After the Bell, reads like a Greek play–both a comedy and tragedy, the chorus being the high school body of a small town. The poems are by turn many things, “a tale about some pain or some desire.” In language both gorgeous, elegiac, and deeply rooted in the social world, Stanizzi never flinches from narrating the heroic moments in both his (as the teacher) and his students’ lives. These are real people, texting about miscarriages, drug abuse, 9/11. I read After the Bell, let it rest by my bed, read it again. I felt the book transported me to a place “…where sadness doesn’t rule.”
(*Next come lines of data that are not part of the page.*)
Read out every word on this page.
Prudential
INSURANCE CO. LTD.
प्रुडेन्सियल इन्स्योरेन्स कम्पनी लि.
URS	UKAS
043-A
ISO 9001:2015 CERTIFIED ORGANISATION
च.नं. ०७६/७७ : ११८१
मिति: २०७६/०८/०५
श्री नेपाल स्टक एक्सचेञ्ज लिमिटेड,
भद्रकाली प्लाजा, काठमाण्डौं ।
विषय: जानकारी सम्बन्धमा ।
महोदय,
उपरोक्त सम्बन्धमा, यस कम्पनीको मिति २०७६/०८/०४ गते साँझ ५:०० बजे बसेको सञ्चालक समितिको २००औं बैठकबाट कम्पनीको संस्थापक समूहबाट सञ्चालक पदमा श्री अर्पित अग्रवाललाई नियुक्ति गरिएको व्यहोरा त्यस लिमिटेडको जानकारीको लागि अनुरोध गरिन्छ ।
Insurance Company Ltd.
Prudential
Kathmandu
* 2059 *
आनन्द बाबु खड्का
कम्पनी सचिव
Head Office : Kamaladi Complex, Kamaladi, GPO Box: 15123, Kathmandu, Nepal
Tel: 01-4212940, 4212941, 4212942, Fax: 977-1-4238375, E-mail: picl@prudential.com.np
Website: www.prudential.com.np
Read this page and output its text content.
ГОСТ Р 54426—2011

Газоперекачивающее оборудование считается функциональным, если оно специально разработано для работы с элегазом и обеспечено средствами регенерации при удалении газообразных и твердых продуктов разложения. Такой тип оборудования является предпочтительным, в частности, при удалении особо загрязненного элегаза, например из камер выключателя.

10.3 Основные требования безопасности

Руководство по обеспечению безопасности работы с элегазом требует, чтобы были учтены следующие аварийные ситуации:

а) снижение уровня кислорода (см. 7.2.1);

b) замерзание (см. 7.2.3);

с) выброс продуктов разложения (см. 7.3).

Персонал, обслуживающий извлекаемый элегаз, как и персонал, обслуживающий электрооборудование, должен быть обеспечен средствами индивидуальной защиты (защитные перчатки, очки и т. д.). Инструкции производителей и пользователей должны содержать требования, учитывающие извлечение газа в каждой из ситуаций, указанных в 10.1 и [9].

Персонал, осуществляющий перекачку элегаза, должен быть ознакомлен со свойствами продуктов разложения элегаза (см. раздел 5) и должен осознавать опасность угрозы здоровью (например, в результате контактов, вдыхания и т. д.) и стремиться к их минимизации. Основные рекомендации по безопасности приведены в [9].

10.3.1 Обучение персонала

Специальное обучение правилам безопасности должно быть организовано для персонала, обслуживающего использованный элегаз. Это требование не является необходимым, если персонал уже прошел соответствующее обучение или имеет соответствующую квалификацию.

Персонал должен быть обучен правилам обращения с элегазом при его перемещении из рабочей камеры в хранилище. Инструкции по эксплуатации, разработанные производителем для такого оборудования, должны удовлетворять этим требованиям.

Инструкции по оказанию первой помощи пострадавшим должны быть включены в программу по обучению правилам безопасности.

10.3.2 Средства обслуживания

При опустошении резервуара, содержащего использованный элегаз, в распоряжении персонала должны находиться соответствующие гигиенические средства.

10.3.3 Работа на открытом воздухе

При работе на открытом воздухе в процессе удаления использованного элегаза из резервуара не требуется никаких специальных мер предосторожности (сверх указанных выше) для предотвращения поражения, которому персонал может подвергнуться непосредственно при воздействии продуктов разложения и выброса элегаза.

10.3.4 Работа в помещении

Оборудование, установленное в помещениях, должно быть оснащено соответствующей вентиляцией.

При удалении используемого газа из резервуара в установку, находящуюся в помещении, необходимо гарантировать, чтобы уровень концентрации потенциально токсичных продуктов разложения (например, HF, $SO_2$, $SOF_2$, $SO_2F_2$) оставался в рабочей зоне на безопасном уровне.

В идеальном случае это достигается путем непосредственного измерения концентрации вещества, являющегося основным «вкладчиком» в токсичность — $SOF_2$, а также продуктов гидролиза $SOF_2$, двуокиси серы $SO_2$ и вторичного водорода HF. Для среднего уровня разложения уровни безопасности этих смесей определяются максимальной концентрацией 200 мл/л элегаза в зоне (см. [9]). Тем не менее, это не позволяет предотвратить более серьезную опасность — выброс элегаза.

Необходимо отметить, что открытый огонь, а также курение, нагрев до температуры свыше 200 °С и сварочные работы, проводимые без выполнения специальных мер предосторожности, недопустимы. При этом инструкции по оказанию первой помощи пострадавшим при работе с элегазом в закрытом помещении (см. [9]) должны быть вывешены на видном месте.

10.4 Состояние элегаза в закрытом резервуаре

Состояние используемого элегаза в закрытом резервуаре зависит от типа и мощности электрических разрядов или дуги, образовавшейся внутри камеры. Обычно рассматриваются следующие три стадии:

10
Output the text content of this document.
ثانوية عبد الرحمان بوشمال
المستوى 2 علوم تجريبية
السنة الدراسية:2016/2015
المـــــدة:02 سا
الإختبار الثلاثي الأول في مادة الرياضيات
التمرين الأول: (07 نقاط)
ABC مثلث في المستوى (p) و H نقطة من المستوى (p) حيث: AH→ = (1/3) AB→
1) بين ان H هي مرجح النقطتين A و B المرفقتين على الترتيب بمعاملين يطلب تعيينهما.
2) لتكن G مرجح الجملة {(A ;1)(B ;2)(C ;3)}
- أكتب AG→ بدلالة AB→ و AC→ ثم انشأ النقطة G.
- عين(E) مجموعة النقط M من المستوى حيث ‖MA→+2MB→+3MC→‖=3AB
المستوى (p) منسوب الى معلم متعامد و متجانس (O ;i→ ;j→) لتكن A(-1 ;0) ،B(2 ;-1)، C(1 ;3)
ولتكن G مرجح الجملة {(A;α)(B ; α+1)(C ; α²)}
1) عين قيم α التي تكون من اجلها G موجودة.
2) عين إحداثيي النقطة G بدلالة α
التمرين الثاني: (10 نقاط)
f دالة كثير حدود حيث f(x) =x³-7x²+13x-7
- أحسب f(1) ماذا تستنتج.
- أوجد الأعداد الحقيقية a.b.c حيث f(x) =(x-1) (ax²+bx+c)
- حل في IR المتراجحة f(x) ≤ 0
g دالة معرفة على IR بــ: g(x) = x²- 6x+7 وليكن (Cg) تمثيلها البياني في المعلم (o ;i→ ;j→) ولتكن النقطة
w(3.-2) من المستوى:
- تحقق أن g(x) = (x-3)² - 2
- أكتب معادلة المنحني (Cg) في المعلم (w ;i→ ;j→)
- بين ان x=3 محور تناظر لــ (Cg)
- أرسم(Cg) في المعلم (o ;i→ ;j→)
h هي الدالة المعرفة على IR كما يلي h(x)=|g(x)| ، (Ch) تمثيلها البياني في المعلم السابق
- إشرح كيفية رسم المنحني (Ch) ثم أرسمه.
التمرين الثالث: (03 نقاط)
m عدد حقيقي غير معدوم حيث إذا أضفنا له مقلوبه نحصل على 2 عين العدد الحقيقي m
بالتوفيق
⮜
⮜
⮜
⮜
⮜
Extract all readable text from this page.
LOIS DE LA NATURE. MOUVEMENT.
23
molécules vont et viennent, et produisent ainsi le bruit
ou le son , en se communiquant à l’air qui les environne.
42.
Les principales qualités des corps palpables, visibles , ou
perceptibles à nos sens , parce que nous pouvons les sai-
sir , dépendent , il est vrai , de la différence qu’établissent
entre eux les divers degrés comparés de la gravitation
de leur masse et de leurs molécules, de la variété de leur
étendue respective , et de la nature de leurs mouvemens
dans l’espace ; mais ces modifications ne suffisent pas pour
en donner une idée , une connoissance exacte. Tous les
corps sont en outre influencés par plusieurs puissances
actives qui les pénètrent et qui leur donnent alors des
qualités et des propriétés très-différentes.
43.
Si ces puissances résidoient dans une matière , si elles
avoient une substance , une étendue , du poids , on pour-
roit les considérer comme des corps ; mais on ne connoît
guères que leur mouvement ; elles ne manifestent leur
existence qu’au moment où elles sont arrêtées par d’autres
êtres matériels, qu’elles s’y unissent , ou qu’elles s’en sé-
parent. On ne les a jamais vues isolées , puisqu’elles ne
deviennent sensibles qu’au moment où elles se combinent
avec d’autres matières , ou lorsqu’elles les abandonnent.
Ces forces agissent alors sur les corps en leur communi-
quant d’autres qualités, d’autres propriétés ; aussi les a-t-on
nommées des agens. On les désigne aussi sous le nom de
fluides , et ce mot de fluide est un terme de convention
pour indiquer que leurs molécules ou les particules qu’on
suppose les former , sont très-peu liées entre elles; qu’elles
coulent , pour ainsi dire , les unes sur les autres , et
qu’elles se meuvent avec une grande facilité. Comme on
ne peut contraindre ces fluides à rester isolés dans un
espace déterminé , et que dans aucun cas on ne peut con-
~ Jennifer Martelli, Apostrophe
After the Bell features finely-wrought verse that shows poetic muscle and style, a willingness on behalf of the poet to showcase his strengths working in a variety of forms, including narrative, lyric, and even the formal restraints of the villanelle. Even more impressive about Stanizzi’s poetry is how he accurately depicts the challenges of being a teacher, including dealing with the small things like frequently correcting the word definitely on papers, or the big things like dealing with the death of three kids in a car crash during the first month of teaching. In some of his strongest verse, Stanizzi links his childhood and education to that of today’s times, especially the similarities between the “duck and cover” Cold War-era and the post-9/11 world of lockdown drills and color-coded terror threat levels. After the Bell successfully illustrates just how difficult teaching can be, while also proving through fine-tuned language and spirited imagery just how much of a difference teachers can make.
~ Brian Fanelli, All That Remains
“Stanizzi’s visceral collection of poems tantalizes our senses and thoughts with words, but more importantly, he intuits, after decades of teaching, that answers to the problems of life are not easily found. A lyrical, illuminating, remarkable book.”